Bu saydığım etkenler tabii ki sizi ilgilendiren etkenler değil. Bunları da sizin yaşamış olduğunuz sıkıntıya bir mazeret olarak anlatmıyorum. Sadece almış olduğunuz kahve size ulaşana kadar ne gibi süreçlerden geçiyor onu paylaşmak istedim. Biz destoner ve elle ayıklama yöntemlerini mutlaka her kahvede kullanıyoruz. Sortex yatırımı için ise para biriktirmeye çalışıyoruz. Henüz maalesef bu cihazı alabilmiş değiliz. Burada sözü geçen kahvenin tedarikçisi Nordic Approach. Onlar da çalışılabilecek kahve tedarikçileri arasında en üst sıralarda yer alan tedarikçilerden biri ancak maalesef gördüğünüz üzere tedarikçi fark olmaksızın bu sorunla karşılaşabiliyoruz.
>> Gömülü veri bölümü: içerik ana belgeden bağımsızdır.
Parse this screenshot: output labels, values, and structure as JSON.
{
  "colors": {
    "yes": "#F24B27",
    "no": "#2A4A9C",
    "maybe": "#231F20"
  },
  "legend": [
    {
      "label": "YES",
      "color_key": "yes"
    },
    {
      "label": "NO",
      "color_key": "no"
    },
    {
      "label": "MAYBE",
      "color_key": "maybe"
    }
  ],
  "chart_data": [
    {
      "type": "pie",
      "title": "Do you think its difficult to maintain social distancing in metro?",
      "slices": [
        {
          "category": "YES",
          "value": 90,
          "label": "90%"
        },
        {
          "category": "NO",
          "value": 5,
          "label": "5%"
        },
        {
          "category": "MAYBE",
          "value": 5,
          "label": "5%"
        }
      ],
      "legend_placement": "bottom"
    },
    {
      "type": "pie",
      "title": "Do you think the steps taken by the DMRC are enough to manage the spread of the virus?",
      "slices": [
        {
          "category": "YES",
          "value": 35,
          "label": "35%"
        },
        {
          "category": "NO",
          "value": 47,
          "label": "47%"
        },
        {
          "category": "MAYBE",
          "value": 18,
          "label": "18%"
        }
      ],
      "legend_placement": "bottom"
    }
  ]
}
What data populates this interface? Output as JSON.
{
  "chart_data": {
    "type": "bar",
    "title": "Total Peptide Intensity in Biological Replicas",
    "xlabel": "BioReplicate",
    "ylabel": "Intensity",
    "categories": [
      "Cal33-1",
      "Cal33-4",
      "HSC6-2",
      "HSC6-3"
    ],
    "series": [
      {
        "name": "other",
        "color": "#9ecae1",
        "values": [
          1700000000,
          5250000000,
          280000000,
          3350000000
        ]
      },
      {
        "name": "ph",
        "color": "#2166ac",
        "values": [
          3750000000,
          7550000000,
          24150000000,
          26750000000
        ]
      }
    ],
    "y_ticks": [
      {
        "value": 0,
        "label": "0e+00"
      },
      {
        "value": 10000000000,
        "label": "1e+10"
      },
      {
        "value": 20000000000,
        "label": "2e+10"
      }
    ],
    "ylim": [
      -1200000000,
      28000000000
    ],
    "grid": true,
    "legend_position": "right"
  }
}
İster biz olalım ister başka bir kavurucu olsun, hiç birimiz gönderdiğimiz kahve içinden taş çıkmasını istemez. Bunun olmaması için de imkanları dahilinde elinden geleni yapar çünkü kavurucular olarak en korktuğumuz, en karşılaşmak istemediğimiz durumlardan biridir. Ancak kavrulan, işlenen kahvelerin hacmini düşününce bunların tek tek aynı dikkatle elden geçirilmesi bir noktadan sonra gerçekten fiziken imkansız hale geliyor. Biz bu sorunu minimuma indirmek için maddi, manevi elimizden gelen her şeyi yapıyoruz ve daha iyisini yapmak, daha kapsamlı kontrol sağlayacak makineleri alabilmek için de tüm gücümüzle çabalıyoruz. Sizlerden de ricamız demleme yaparken lütfen kahvenizi bir kez de kendiniz mutlaka gözden geçirin. Yüzlerce kilo kahveyi tek tek kontrol ederken gözden kaçabilen yabancı maddeleri 15-20 gram kahve demlerken çok çok daha rahat şekilde görebilir ve bu maddelerin değirmenlere, makinelere vb ekipmanlara zarar vermesini önleyebilirsiniz. Bu ricamı da sorumluluktan bir kaçış olarak değil daha tatsız olayların yaşanmasını engellemek adına samimi bir yardım isteği olarak görürseniz çok mutlu olurum.
Yaşamış olduğunuz sorun için tekrar çok çok özür dilerim.